1985 – Police in Langa, South Africa, open fire on black protesters marching to mark the 25th anniversary of the Sharpeville Massacre, killing at least 21 demonstrators.

1991 – A Saudi transport plane trying to land in bad weather and heavy smoke from burning Kuwaiti oil wells crashes, killing 92 Senegalese soldiers and six Saudi crew members.

1996 – Russian forces launch air and artillery attacks on villages in western Chechnya.

1997 – U.S. President Bill Clinton and Russian President Boris Yeltsin hold summit in Helsinki, Finland, and agree to slash their nuclear arsenals.

2002 – Pope John Paul II releases his first statement addressing the large number of recent cases of sexual abuse of minors by members of the Roman Catholic clergy. He denounces the priests saying they betrayed their vows and succumbed to evil.

2003 – South Africa’s Truth and Reconciliation Commission (TRC), set up in 1995 to investigate human rights abuses during the apartheid system of white-minority rule, urges the government to pay $270 million (euro201.25 million) to some 20,000 victims who testified about atrocities suffered under apartheid.
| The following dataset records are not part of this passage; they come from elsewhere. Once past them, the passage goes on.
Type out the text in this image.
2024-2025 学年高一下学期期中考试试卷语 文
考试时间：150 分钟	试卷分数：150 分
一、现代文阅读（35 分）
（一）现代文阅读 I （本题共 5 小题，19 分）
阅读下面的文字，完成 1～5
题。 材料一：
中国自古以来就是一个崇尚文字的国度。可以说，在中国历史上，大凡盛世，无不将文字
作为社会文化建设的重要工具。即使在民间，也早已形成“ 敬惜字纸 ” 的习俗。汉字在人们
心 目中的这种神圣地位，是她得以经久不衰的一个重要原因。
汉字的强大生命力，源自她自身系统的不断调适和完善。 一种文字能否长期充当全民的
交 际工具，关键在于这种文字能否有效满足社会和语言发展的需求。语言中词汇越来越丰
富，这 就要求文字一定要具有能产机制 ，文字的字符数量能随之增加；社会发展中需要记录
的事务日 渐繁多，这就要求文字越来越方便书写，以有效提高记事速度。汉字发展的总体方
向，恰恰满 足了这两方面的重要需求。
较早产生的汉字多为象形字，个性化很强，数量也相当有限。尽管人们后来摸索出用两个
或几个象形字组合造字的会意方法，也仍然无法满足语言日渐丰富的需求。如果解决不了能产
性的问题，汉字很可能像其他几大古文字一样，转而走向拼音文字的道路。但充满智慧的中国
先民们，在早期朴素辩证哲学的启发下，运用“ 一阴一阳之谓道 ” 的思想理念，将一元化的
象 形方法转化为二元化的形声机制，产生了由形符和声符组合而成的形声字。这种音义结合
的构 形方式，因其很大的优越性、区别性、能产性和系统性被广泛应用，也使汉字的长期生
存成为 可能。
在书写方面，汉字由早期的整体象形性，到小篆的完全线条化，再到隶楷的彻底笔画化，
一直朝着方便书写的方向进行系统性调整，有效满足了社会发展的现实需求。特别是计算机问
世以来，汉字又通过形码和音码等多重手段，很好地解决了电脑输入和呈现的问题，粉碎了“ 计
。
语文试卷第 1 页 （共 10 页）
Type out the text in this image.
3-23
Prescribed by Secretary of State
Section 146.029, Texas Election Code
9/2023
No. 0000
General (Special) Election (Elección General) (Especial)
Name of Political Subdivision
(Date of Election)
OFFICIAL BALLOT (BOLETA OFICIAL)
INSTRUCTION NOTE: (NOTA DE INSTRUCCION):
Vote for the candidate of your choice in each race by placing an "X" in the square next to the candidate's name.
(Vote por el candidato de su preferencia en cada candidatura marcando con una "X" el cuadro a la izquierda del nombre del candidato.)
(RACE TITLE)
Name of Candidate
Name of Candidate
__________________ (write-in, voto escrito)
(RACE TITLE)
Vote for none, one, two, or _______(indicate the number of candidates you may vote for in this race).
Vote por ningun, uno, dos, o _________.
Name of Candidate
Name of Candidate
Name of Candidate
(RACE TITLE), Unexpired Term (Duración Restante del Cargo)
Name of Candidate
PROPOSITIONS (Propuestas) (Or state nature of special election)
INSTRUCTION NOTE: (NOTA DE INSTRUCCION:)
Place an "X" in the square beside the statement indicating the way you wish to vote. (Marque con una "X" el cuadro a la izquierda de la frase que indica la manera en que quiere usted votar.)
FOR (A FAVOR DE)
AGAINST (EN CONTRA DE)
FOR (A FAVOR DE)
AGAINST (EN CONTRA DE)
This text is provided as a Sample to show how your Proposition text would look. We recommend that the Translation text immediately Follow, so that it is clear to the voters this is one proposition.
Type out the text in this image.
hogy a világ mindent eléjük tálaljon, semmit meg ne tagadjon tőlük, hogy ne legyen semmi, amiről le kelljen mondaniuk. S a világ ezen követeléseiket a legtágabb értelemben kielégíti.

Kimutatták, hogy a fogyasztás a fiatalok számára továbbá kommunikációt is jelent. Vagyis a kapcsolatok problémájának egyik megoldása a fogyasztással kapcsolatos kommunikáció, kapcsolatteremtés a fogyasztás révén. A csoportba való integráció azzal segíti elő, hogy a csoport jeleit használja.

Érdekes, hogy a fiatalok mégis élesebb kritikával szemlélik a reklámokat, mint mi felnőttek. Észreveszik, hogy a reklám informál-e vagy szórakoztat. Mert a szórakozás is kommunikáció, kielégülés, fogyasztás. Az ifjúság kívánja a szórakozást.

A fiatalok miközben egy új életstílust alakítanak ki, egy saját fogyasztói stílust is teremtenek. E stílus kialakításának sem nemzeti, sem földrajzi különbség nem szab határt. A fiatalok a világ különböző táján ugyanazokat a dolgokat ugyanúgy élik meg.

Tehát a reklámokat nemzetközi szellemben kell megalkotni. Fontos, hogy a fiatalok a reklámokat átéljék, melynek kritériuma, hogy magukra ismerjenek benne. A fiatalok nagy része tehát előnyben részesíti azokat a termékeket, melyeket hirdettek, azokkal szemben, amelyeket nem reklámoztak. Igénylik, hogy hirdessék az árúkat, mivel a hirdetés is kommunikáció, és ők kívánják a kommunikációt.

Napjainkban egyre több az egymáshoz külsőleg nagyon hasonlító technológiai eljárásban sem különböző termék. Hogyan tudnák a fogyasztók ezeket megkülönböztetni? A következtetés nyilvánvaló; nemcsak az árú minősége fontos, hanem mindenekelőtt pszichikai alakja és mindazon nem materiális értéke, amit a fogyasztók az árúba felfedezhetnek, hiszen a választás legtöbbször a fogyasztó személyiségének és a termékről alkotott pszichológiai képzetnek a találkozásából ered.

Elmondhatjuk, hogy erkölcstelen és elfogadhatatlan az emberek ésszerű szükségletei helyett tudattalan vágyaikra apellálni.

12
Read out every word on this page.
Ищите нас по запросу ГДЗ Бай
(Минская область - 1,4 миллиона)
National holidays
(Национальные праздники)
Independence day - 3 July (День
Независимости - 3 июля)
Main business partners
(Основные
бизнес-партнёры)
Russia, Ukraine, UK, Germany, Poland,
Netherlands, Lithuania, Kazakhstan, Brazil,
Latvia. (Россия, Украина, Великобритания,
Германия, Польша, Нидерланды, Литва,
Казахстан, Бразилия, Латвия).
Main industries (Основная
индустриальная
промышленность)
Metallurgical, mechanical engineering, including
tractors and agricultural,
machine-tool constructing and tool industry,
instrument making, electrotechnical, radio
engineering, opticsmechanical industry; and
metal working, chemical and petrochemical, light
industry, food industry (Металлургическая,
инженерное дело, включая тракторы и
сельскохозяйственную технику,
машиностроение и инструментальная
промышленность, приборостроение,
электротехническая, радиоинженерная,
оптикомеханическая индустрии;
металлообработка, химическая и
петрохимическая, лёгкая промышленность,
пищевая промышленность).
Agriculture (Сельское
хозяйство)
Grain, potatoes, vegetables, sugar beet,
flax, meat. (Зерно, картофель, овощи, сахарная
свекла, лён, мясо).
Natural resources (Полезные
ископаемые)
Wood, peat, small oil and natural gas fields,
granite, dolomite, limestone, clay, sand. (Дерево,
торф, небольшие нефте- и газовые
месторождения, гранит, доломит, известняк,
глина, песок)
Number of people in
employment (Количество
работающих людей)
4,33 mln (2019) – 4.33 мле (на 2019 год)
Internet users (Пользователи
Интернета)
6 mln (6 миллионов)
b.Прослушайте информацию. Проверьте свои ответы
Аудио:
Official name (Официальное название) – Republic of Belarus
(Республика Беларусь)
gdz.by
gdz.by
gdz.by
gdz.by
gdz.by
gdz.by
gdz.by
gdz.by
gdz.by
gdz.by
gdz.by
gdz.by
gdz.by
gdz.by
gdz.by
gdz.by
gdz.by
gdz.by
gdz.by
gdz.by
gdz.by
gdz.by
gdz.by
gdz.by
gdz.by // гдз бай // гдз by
2008 – A journalist for state-run Russian television is found dead in Moscow and prosecutors open a murder investigation. Firefighters found Channel One correspondent Ilyas Shurpayev’s body in his apartment with stab wounds and a belt around his neck.

2011 – Officials race to restore electricity to a leaking nuclear power plant in Fukushima, Japan, but getting the power flowing will hardly be the end of their battle: With its mangled machinery and partly melted reactor cores, bringing the complex under control is a monstrous job.

2013 – A suicide bombing tears through a mosque in Damascus, Syria, killing a top Sunni Muslim preacher and longtime supporter of President Bashar Assad along with at least 41 other people.

2014 – Russia formally annexes Crimea and the European Union pulls Ukraine closer into its orbit, deepening the divide between East and West.

2015 – President Barack Obama says he takes Israeli Prime Minister Benjamin Netanyahu at his word for rejecting the creation of a Palestinian state.

Today’s Birthdays:

Johann Sebastian Bach, German composer (1685-1750); Frederick Richter (Jean Paul), German author (1763-1825); Benito Juarez, Mexican president (1806-1872); King Ghazi of Iraq (1912-1939); Timothy Dalton, Welsh actor (1946–); Gary Oldman, U.S. actor (1958–); Rosie O’Donnell, U.S. comedian/former TV talk show host (1962–).

Thought For Today:

The heaviest baggage for a traveler is an empty purse — German proverb.